The Painful Politics Of Agricultural Surpluses
- Charles Cann

- 4 days ago
- 4 min read

Only a select few would claim agricultural surpluses are a sexy topic. But in this arena the seeds have been sown for a potential backlash against the current US administration, as recently decimated international food aid policies were once a pressure release valve for tensions with the agriculture lobby over slumping crop prices – a problem faced by the US government again today.
Trump’s vision is of America as a producer, an export powerhouse, maker and grower of things the world wants to buy. For a government that wants to see exports booming, then, it must surely appear like good news that January reports showed bumper crop yields of grain, corn, and soy from the USA. What can be better than having lots of the stuff others around the world want? But typical supply and demand mechanics mean that farmers harvesting their crop only to feed a glut in the market will face stiffer competition for buyers, and for a crop they will have to sell at a lower price – possibly losing money on it altogether.
As they feel the squeeze, farmers’ dissatisfaction will ripple through their various trade bodies and cooperatives until being absorbed by the agricultural lobby in Washington. And when the US agricultural lobby kicks, it kicks hard. H. L. Mencken lambasted the American farmer as the ‘pet above all other pets’ of Congress, ‘whose welfare is alleged to be the chief end of democratic statecraft, whose patriotism is the so-called bulwark of the so-called Republic.’ And what doubt can there be he would say the same today? At current clip the agriculture lobby in Washington spends half a billion dollars every five years.
What can an administration do to pacify its farmers – especially when it wants to orient its economy towards exports as much as possible? Public Law 480, introduced by the Eisenhower administration and also known as ‘Food for Peace’, gave the US government a way to grant credit on good terms for certain (friendly) countries to purchase the surplus fruits of American agriculture – grain in particular. This expanded markets and helped keep prices up for American farmers.
‘Food for Peace’ was followed some years later under the Kennedy administration by the establishment of the World Food Programme – eventually a special organ of the UN. Kennedy realised that the US government buying surplus food from American farmers and donating it to countries in need took pressure off of America on both the domestic and international fronts.
But last year the Trump administration tore up the US international aid agenda in a screeching ideological tantrum, gutting USAID and completely reimagining the USDA. This has seen the $1.6 billion in annual grants for food sales via ‘Food for Peace’ wiped from the 2026 budget and the US government’s donations to the World Food Programme dry up by 90%. Some international food aid funding remains; a ‘humanitarian’ hand stretched out by Trump to the UN in December 2025 comes with the possibility of $2 billion that could go towards increased international food aid donations or subsidies.

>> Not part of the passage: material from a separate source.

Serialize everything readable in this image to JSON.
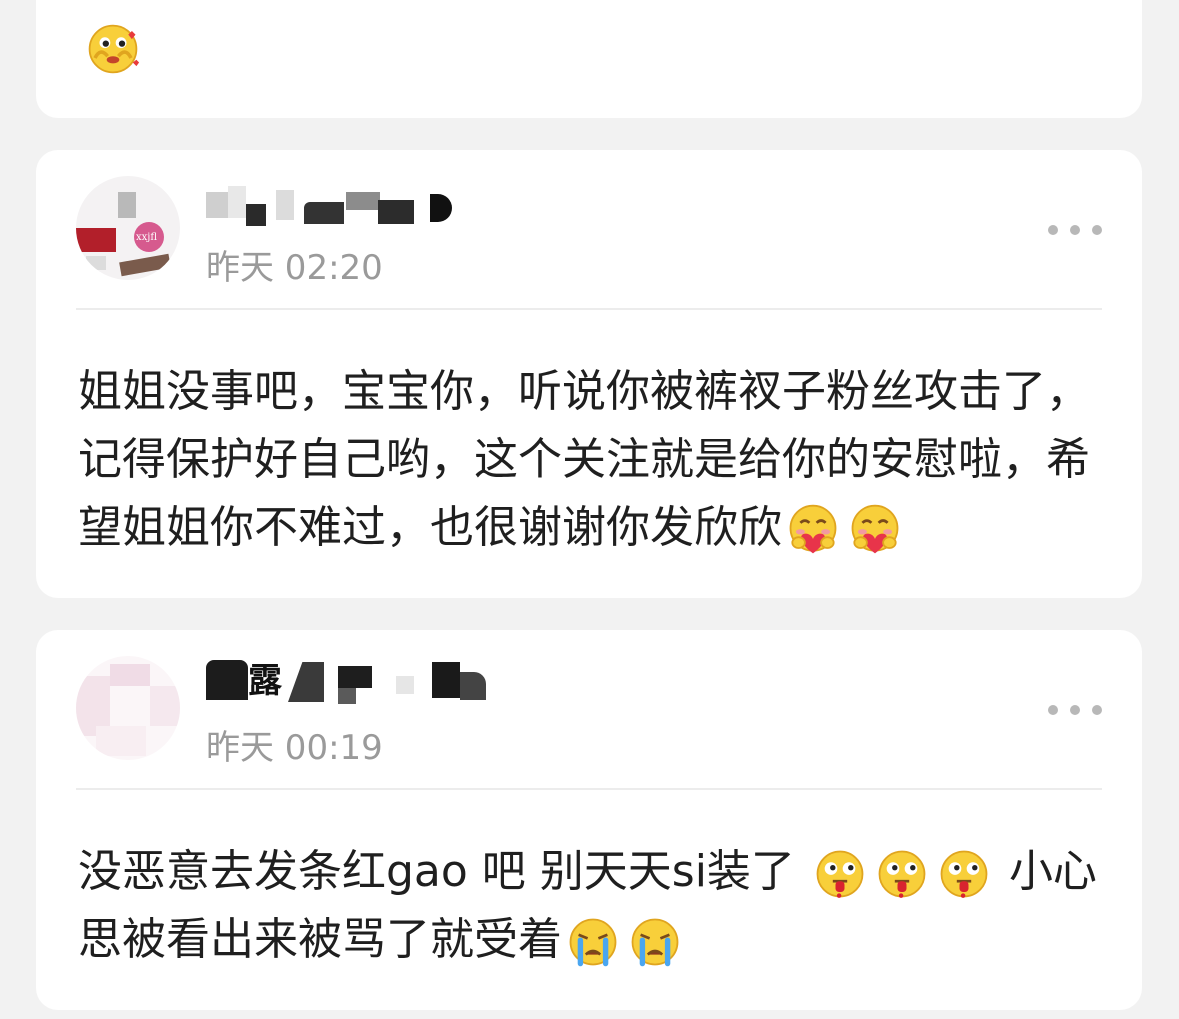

And American civil society can (and does) still show largesse through cash donations, but without Uncle Sugar this comes nowhere close to meeting funding shortfalls.
If the government does not about-turn on international food aid, another choice would be to literally burn down the surplus crop to solve the agricultural price slumps, as happened in the 1930s under the Agricultural Adjustment Act. But the optics of this today would surely be devastating amongst Trump’s rural base, especially when he is going so far to keep farmers identifying with his agenda; the 2025 National Farm Security Strategy bears the banner ‘farm security is national security’ above a giant blurry-edged Donald Trump superimposed onto a corn farm. Though looking like a ghostly apparition in a dust bowl, its effect is no doubt intended to show Trump as a definitive figure for rural America, not the deep state government man coming to burn down the grain fields.

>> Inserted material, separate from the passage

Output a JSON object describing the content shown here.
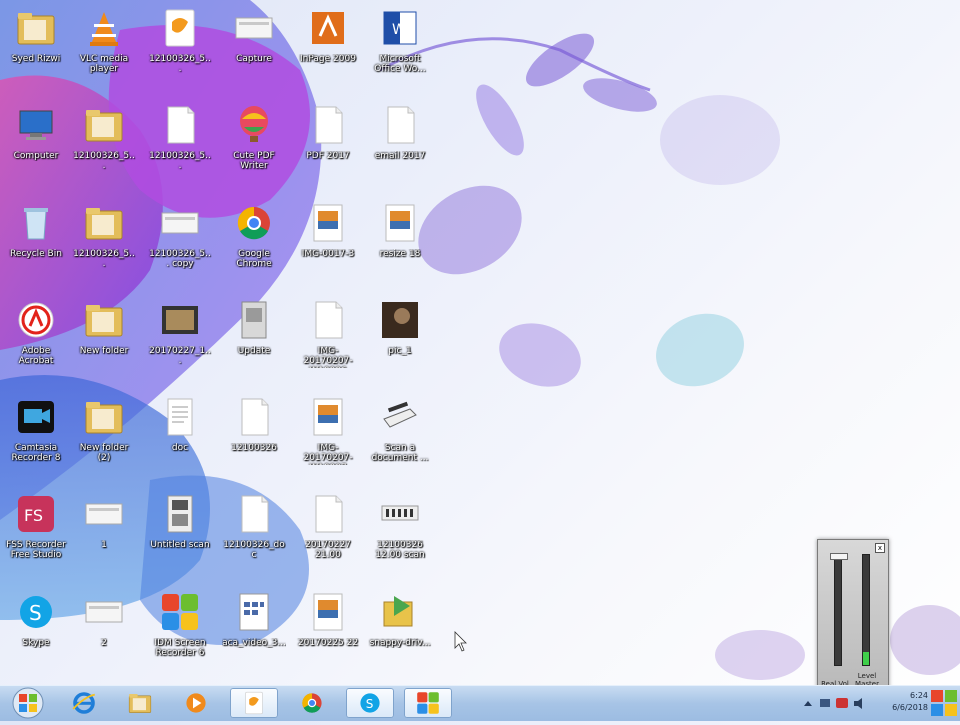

But even if the US government did begin to open up billions of aid funding once more to try and ease the growing domestic tension in its agriculture sector, external factors will now be weighing against American interests harder than before. The likes of Brazil have also recorded bumper crops - particularly of soy. Already bucked by a period in 2025 when Chinese buyers refused American soy, stiff external competition from the likes of Brazil is going to be sustained for American farmers in the future. Moreover, signs currently point to a moratorium on grain harvested from deforested areas of Brazil breaking down. As a result, even cheaper and more environmentally damaging crops will be flowing out of Brazil onto the world market, helping to keep the lid down tight on American farmers.
The Trump administration is therefore about to face tough challenges from that irrepressible fact of American political life, whom Mencken called a fraud and an ignoramus – the American farmer. Trump might think he is smarter than that, but unless the administration begins eating large helpings of humble pie on the international food aid front, Washington may get trapped into a damaging confrontation with the agriculture lobby that it cannot easily win.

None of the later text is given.